Reputation: 23
how to Determine/validate programmatically if the PDF is searchable or not, scanned pdf or not. I know some questions are the same but some not answered properly
if (openPdfFileDialog.ShowDialog() == System.Windows.Forms.DialogResult.OK)
{
string strfilename = openPdfFileDialog.FileName;
pdfImageBox.Enabled = true;
btnSave.Enabled = true;
txt_Save.Enabled = true;
btnAdd.Enabled = true;
txtOcr1.Enabled = true;
this.OpenPDF(openPdfFileDialog.FileName);
ext.Text = strfilename;
txt_Save.Text = ext.Text;
}
Upvotes: 2
Views: 4232
Reputation: 136
If the PDF document contains only scanned images, then it won’t have any text in it. We can extract the text from the PDF document and check if it returns empty string then we can conclude that it is a scanned PDF.

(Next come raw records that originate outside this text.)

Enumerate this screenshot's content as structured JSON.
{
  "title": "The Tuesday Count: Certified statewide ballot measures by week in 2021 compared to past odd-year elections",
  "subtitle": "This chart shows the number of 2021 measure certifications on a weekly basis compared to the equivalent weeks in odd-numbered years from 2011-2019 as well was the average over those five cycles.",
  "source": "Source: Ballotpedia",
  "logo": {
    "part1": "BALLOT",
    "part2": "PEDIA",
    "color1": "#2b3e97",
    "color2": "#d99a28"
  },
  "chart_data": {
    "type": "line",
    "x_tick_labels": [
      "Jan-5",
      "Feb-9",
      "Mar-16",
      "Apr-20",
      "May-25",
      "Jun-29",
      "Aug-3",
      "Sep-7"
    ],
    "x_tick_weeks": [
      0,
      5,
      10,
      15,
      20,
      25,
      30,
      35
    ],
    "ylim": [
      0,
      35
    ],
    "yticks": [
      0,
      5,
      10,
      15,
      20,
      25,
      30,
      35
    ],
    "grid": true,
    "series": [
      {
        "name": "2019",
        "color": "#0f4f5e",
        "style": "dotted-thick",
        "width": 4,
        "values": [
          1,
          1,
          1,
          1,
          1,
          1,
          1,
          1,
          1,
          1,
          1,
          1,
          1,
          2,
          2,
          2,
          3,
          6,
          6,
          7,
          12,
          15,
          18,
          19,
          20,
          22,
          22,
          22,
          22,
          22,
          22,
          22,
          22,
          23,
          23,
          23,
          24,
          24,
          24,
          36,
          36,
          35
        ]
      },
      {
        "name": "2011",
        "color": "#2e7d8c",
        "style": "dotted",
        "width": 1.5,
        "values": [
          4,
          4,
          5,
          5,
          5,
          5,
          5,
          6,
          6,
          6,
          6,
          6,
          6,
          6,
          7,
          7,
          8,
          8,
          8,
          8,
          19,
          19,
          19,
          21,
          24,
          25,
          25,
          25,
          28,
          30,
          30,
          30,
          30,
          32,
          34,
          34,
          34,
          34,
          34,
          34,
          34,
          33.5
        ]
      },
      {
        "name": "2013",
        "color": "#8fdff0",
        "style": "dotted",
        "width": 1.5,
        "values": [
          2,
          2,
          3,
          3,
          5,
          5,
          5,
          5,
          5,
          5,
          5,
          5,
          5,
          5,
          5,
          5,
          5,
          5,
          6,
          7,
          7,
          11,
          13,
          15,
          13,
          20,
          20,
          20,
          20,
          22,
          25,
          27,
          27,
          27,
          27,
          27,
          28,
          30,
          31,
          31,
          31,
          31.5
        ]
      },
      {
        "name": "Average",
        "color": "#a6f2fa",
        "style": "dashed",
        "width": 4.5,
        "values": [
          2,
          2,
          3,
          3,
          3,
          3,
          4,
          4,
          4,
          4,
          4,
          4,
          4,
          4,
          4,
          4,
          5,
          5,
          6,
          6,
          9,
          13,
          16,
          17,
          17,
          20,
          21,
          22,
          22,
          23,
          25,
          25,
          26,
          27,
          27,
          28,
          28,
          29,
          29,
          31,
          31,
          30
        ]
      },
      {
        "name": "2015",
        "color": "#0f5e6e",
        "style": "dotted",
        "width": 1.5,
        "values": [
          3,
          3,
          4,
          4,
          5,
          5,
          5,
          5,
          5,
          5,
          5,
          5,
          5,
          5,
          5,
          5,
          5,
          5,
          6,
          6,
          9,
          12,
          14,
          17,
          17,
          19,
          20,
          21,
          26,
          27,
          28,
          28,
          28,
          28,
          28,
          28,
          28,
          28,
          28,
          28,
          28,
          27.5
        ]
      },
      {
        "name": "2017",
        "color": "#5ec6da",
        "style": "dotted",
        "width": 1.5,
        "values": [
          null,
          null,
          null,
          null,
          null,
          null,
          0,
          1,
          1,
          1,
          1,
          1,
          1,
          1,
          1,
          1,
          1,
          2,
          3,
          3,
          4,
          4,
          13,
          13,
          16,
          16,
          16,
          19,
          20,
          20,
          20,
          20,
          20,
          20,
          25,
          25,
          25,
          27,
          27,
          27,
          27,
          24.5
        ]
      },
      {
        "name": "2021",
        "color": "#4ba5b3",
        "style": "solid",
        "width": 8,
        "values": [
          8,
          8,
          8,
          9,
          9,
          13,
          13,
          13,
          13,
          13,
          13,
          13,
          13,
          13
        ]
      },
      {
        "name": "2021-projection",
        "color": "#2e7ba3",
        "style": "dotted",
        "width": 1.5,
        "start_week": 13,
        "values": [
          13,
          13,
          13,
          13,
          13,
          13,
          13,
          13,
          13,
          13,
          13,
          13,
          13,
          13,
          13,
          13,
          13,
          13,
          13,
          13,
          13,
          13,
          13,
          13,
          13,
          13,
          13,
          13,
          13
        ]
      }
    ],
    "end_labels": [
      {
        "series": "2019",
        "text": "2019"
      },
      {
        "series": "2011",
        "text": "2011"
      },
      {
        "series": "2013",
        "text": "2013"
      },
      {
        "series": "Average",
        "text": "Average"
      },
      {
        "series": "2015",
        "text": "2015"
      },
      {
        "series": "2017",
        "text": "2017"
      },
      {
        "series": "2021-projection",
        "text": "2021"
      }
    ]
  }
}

https://help.syncfusion.com/file-formats/pdf/working-with-text-extraction
Assuming if your searchable PDF do not have images in it, than you can do image extraction. If images are present then the PDF document have scanned images.
https://help.syncfusion.com/file-formats/pdf/working-with-image-extraction
Note: I work for Syncfusion.
Upvotes: 2